L’oblio tuttavia ha spesso steso sulla storia delle artiste una coltre di polvere e Giulia Lama ha patito sicuramente di questo male.
Ora il merito di Castagnoli è anche quello di scrivere su una pittrice che negli ultimi anni fortunatamente si sta riscoprendo, contribuendo anch’essa alla costruzione di un pantheon femminile accanto ad uno maschile, dove ritrovare il valore e i meriti del passato.
Di Giulia Lama sappiamo che non si mosse da Venezia. Nelle chiese veneziane ci sono alcune delle sue pale d’altare, come I quattro Evangelisti nella chiesa di San Marziale, l’Assunzione della Vergine nella Chiesa di Santa Maria Assunta a Malamocco, Cristo Crocifisso e gli Apostoli nella Chiesa di San Vidal e la Vergine con il Bambino, San Pietro, S. Magno Vescovo e la personificazione di Venezia nella Chiesa di Santa Maria Formosa, non molto distante da Calle Longa, dove ella abitava. Ancora in altri musei veneziani, italiani o stranieri troviamo opere fra quelle note dell’artista.
Fra quelle citate, alcune sono in restauro nell’ambito del progetto Women Artists of Venice e si attende di rivederle presto nella loro originaria bellezza.

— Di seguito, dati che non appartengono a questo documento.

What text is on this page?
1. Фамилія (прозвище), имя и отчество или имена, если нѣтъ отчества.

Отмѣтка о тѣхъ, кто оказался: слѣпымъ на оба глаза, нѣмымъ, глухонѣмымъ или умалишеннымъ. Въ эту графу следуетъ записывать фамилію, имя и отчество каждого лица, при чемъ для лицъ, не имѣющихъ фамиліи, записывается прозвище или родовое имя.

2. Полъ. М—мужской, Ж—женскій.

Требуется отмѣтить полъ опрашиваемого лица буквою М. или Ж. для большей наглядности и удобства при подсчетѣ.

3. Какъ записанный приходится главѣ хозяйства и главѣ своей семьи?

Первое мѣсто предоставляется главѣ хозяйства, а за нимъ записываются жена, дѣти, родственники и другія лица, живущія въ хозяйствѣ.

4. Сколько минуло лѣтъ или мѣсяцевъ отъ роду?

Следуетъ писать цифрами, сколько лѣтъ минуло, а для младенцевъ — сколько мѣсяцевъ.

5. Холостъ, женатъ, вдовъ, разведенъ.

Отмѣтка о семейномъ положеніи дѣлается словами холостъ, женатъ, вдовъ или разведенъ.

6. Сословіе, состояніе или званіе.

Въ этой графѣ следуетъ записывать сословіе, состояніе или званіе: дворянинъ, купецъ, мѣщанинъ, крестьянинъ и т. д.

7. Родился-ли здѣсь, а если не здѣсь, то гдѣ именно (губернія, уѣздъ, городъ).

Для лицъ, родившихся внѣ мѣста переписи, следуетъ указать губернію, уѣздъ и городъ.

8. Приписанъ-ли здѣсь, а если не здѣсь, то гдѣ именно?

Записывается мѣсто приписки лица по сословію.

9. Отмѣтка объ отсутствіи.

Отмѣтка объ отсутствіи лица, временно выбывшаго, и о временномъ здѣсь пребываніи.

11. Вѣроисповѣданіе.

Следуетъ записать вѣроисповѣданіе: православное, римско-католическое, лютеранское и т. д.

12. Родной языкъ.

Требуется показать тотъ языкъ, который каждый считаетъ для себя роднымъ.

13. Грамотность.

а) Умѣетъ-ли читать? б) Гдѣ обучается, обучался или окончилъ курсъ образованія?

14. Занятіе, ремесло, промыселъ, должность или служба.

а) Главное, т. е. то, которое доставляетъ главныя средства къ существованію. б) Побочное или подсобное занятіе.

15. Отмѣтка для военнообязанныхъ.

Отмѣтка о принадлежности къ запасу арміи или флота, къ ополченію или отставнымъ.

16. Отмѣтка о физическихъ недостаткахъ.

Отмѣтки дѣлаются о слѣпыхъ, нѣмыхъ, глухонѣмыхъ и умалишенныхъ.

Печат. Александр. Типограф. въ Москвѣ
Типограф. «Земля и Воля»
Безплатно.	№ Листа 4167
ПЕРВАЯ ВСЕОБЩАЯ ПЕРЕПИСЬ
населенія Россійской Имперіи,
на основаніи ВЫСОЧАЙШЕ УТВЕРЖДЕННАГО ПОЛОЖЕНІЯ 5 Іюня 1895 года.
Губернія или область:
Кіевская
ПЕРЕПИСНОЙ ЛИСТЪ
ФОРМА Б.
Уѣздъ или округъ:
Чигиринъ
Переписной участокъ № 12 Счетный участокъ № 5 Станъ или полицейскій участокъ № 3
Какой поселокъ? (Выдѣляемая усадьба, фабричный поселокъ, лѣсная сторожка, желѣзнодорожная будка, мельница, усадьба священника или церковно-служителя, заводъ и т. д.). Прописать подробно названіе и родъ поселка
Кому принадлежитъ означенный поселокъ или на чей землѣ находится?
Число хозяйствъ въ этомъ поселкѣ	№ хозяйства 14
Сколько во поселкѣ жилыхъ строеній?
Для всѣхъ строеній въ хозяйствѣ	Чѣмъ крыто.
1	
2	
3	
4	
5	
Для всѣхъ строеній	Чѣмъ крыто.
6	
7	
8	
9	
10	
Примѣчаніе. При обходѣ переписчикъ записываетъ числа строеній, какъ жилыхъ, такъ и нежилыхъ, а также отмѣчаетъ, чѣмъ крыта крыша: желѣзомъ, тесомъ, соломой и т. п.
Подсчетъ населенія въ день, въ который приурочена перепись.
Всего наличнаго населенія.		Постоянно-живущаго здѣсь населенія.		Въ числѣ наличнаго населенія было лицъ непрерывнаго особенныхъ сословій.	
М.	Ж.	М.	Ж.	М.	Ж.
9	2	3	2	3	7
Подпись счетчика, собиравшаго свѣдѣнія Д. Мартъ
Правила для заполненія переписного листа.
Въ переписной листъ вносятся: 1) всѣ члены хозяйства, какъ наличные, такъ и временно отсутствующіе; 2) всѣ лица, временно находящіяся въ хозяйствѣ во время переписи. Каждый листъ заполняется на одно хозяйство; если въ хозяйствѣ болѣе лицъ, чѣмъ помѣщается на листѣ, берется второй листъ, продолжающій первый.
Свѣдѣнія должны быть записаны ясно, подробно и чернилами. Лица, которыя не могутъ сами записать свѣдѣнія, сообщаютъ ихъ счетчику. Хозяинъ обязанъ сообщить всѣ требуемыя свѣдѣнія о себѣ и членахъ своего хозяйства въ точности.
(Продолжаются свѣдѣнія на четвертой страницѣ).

Castagnoli ha pubblicato oltre a questo libro con l’Editrice Luciana Tufani, anche Oltre. Sulle tracce di Ernesta Oltremonti, pittrice e, con Il Ponte Vecchio, un altro testo di tema storico- artistico: La schiena di Venere, racconti su pittrici e pittori del passato. Ha anche redatto il catalogo della mostra Gabriella e le altre, su alcune pittrici dimenticate del primo ‘900 e ha contribuito alla redazione del catalogo Il Gusto della Visione, artiste contemporanee alla EXPO 2016.